This past weekend, I was one of 18 participants in the Presbyterian Peace Fellowship’s Discernment and Training for the Colombia Accompaniment Program (CAP). During an intense three days, we sought to learn the history of the nation of Colombia over the past 50 years, explore the origin of the CAP and dig into the nitty-gritty of life as an accompanier with the Iglesia Presbiteriana de Colombia (IPC). We gathered to discern whether God was calling us to a month of looking and listening in Colombia.
Contrary to stereotypical mission work, the work of an accompanier is a commitment to the ministry of presence. This weekend, we were challenged to think about how we would feel spending a month with the sole purpose of holding presence with our Colombian hosts. As 18 white folks with U.S. passports, we were a group with immense privilege and power. We were challenged to shift our understanding and commitment to develop a practice that would serve us not only as acompañantes but in our day-to-day life. How do we prioritize looking and listening over doing?
These conversations brought me back to my first couple of months as a Young Adult Volunteer in Tucson in 2013. Much of my time at Southside Presbyterian was spent being present, hanging out with people eating breakfast, speaking broken Spanish with day laborers in the parking lot. I struggled with this, realizing then how programmed I was to want to accomplish tasks. But, I was challenged then as I was this weekend to acknowledge and practice the power of presence. The IPC continues to request more accompaniers because our presence helps them to defend their rights. When the Colombian government sees that the Presbyterian Church there has United Statesian* friends who visit, they are less likely to infringe on their rights. Even still, they are still much more at risk than we will ever be in their country. That was a tension we wrestled with as a group. And one we were challenged to sit with.
Throughout the weekend, we were given two opportunities to practice looking and listening. On Sunday afternoon, we did a partner walk. Each person in a pair was given 15 minutes to discuss their process of discernment for the program. The partner’s job was to listen well without interrupting. As I listened to my partner Leslie, I was reminded how difficult it is to not interject! But, I learned so much about her by listening to understand, not to respond.
On Monday morning, we split up into three groups to visit local Tucson community groups. Once again, our goal was to listen and learn from the community groups. Two groups visited shelters for asylum-seeking families; my group visited the House of Neighborly Service (HNS), a community center with a focus on economic advancement opportunities for women. During our reflection after, Alison asked us to imagine that we couldn’t understand the language of our host at the community group. What, then, did we see? This question caught me by surprise. What did I see that would tell me something about the work of HNS? I take comfort in understanding every detail of what someone says to me, often frustrated when I misunderstand something in Spanish. How can I rely on my other senses to understand the world around me? How can this serve me as an accompanier? In my daily life?

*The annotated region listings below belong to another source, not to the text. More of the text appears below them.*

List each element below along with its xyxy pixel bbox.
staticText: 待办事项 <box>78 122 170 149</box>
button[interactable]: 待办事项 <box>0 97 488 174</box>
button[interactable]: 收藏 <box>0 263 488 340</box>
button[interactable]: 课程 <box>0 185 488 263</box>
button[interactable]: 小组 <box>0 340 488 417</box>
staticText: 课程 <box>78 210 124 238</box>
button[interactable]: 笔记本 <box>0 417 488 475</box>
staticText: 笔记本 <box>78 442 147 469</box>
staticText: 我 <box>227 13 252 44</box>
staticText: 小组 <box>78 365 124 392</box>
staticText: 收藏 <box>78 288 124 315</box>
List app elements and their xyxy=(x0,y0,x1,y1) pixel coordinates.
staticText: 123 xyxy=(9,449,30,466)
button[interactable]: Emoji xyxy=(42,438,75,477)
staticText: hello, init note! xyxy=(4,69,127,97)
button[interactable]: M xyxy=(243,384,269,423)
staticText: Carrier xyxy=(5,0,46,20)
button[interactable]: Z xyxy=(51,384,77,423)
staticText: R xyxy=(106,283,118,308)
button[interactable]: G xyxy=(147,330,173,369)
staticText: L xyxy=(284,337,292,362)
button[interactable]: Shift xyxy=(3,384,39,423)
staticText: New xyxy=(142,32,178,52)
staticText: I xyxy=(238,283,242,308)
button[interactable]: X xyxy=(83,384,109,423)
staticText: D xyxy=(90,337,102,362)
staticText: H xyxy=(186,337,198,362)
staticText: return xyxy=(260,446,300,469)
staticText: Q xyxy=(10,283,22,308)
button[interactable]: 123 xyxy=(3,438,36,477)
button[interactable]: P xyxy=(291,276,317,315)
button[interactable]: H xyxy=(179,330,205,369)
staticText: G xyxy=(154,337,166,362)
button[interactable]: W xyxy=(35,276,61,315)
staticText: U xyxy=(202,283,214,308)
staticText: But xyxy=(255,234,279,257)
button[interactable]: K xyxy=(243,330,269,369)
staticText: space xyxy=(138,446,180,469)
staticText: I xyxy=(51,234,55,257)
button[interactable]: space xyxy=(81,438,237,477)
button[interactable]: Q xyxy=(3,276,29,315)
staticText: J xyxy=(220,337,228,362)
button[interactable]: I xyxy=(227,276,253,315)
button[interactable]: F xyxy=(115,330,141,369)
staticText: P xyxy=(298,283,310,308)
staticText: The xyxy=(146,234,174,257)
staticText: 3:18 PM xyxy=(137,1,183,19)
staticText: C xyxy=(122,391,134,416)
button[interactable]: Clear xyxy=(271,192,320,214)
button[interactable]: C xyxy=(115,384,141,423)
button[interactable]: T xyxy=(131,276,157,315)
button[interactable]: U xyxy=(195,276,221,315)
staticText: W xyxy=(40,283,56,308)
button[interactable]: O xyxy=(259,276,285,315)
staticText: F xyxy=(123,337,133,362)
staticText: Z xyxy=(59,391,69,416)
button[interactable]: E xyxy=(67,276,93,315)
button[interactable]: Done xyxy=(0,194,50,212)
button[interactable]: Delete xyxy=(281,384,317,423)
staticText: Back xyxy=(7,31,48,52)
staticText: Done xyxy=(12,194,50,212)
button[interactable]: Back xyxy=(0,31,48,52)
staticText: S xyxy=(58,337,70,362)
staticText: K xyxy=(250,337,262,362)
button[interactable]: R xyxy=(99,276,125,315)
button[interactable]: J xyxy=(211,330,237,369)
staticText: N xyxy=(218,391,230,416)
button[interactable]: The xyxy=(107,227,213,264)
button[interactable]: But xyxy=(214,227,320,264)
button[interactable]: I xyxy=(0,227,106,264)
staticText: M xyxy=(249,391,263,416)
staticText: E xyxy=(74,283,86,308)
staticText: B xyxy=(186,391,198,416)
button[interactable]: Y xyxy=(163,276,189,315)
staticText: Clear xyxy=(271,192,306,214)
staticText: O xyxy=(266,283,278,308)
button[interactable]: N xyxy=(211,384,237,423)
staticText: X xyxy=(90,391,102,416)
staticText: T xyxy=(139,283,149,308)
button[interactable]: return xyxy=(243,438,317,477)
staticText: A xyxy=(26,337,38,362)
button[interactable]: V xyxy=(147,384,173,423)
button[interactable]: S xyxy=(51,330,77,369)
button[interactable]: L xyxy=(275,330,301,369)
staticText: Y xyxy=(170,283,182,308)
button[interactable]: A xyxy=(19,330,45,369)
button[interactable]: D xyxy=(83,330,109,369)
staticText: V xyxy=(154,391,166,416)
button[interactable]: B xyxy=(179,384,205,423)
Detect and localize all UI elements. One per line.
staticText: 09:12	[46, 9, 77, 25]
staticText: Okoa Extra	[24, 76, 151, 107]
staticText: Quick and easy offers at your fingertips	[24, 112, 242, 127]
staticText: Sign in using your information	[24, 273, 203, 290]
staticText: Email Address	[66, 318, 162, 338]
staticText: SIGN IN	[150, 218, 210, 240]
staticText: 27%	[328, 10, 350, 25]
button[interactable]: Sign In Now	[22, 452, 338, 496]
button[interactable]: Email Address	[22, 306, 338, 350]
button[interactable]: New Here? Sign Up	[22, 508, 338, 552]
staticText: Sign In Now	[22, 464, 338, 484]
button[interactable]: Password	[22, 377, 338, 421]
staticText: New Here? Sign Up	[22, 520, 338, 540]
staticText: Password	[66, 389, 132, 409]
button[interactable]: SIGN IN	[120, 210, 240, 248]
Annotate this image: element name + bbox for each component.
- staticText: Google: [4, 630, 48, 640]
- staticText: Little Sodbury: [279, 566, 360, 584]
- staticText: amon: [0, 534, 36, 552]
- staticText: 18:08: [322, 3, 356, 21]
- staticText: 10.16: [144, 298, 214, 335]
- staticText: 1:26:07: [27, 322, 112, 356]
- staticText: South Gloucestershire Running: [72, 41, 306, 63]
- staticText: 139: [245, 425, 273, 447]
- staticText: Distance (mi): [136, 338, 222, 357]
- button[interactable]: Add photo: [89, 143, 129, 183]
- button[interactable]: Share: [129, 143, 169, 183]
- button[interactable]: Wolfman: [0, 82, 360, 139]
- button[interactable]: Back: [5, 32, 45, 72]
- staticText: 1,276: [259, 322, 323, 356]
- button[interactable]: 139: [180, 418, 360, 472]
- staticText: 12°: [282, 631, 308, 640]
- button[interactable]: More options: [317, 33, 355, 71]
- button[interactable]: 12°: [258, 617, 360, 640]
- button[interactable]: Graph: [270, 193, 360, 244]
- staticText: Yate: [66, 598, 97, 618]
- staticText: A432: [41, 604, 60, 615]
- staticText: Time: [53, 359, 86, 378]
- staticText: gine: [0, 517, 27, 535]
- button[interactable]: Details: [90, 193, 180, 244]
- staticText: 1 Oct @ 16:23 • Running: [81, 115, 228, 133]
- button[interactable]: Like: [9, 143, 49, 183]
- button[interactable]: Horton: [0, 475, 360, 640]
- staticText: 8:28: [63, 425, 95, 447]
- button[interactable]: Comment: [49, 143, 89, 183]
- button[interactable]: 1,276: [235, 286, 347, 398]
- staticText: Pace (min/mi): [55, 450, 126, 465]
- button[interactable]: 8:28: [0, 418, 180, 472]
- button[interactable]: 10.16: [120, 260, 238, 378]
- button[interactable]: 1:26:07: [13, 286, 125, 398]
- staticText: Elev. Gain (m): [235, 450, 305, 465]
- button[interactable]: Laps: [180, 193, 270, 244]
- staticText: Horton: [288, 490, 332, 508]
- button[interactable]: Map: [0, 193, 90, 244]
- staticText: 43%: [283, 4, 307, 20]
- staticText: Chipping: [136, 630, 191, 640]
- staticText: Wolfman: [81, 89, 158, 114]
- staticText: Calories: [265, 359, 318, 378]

The more power you hold in the world, the less you’ve been told to be quiet and listen. As a white woman with a U.S. passport, I have been socialized to take up space in most spaces. Usually, I’m listened to. As I leave this weekend committed to one day becoming a Colombia accompanier, I feel empowered to continuing to develop these skills of observation and listening. It’s one way I can use my power for good.
*American is a misnomer because it includes all people of Latin America. We’re trying to normalize ‘United Statesian as an alternative adjective.”